Die Dramatikerin Marianna Salzmann wurde 1985 in der ehemaligen Sowjetunion geboren, mit zehn Jahren kam sie nach Deutschland. Schon während ihres Studiums in Hildesheim und Berlin hat sich Marianna Salzmann auf das Theater spezialisiert. 2009 hatte ihr erstes Stück Premiere, es folgten viele weitere, auch preisgekrönte Arbeiten. Zur Zeit lebt Marianna Salzmann in Berlin, leitet als Haus-Autorin am Maxim-Gorki-Theater die Studiobühne. – Ihre Original-Töne stehen unter der Überschrift "Coming Out". Es sind Telefonate ohne direkten Adressaten, sie landen auf dem Anrufbeantworter.
Mädchenhände
Die Dramatikerin Marianna Salzmann liefert in dieser Woche die "Originaltöne", die sie "Coming out" betitelt hat. Den Beginn macht eine erotische Geschichte: ein Besuch in der "Kontakt Bar", in der die Realität verschwimmt.
Ich gehe an einem Etablissement vorbei: Barbecue, Drinks, Girls. Von rechts ragt das bescheidene Schild Kontakt Bar und über den roten Lichtern lächelt eine blonde Frau mit sehr gezupften Augenbrauen. Mir wird für kurz sehr warm.
Ich laufe mehrmals um das Haus herum. Obwohl mich die EC Card, Visa Card, American-Express-Aufkleber an den verdunkelten Türen anekeln, diese vielfältigen Möglichkeiten des Kontakteknüpfens, drehe ich meine Runden. Ein Hund, der den Eingang sucht. Atmet schwer durch den Mund mit Zunge raus.

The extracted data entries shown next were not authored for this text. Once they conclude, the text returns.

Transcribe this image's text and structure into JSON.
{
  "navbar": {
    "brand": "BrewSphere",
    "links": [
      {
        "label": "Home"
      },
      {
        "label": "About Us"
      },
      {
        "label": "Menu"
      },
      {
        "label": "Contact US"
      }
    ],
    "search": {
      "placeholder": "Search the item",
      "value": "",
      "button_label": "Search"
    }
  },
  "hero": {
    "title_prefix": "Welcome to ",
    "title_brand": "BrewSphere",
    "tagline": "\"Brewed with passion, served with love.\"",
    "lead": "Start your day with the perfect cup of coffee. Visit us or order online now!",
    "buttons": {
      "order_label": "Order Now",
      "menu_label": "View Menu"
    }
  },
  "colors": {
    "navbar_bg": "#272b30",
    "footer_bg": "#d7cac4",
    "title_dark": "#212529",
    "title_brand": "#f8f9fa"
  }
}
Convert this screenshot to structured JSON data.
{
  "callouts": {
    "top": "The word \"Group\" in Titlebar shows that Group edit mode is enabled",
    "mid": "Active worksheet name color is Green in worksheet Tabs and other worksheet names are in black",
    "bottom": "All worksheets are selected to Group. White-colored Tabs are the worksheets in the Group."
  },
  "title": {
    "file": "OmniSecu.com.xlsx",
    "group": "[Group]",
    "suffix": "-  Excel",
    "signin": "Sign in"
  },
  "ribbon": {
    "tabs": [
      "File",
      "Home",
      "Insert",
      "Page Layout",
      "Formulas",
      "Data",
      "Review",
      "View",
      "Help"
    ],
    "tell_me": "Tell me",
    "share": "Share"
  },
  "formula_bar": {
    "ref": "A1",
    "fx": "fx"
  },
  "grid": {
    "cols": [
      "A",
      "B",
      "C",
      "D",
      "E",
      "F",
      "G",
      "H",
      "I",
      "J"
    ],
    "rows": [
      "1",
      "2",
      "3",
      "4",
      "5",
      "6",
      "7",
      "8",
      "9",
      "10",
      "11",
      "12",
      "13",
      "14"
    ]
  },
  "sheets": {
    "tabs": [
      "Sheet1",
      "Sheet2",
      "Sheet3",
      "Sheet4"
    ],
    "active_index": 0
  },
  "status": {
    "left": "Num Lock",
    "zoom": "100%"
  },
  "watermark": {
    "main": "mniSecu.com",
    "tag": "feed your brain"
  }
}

Die Vorstellung, an einer lamettabehängten Bar zu sitzen. Frauen beim Tanzen, Flirten zu beobachten, wie sie mich zufällig streifen und dann direkt zur Sache gehen, erregt mich. Mädchenhände, die unter meiner Kleidung nach meinen Schwachstellen suchen, während wir noch an der Bar, also inmitten aller sind.
EC Card, Visa Card, American Express.
Ich sitze an der Bar, sehe mich vervielfältigt in bunten Spirituosenflaschen. die Spiegelung meines Gesichts ist verzerrt, ich mag es, was ich da sehe. Ich kenne diesen Umriss nicht, aber er gefällt mir.
Man kann mich nicht zuordnen. Einige Männer, aber vor allem Frauen sind durch die Tatsache meiner Anwesenheit verwirrt. Ich bin nicht willkommen. Ich bin nicht zahlungsfähig. Sieht man mir das an?
Eine Frau kommt auf mich zu. Sie küsst mich. Ich habe das Gefühl, meine Lippe blutet. Sie sagt, sie will was trinken und stellt ihr Bein zwischen meine beiden. Sie greift sich in den Nacken und zieht sich selbst an den Haaren nach hinten, so dass ihre Brüste vor meinem Gesicht stehen und lachen. Ich greife nach ihrer Hand, die sich selbst am Schopfe zieht, ziehe tiefer, vergrabe mich in ihr, als würde ich in sie rein können, reinschmelzen, als hätte ich Eintritt in die Welt, in der man nicht friert.
In den Händen halte ich nichts. Ich hebe den Kopf – da ist die Frau, von weitem sehe ich sie, sehe ihre Umrisse erleuchtet von einer Discokugel auf mich zusteuern. Aber sie kommt nicht an. Sie bewegt sich fast auf der Stelle, geht rückwärts oder gehe ich weg, fliege ich raus. Als würde ich an ihrer Vorstellung abprallen.
Ich strecke die Hand nach ihr aus und pralle ab mit einer Wucht in den Ohren, als fahre ich gegen eine Wand, werde ich befördert in mein frierendes Ich auf der Straße mit nassen Füßen und einem kaputten Regenschirm.
Mir ist für kurz sehr kalt. Ich suche nach einem Stein, er ist zu klein, aber ich nehme ihn, in diesen Straßen wird es keine größeren geben, und schleudere ihn so hart ich kann gegen die Tür. Er prallt ab. Nichts ist zerbrochen. Da ist ein kleiner Kratzer an der Tür und mein Umriss darin. Und ich bin unversehrt. Wir alle unversehrt. Und wir schauen uns an, das Haus und ich. Wir starren uns an. Wer zuerst zwinkert.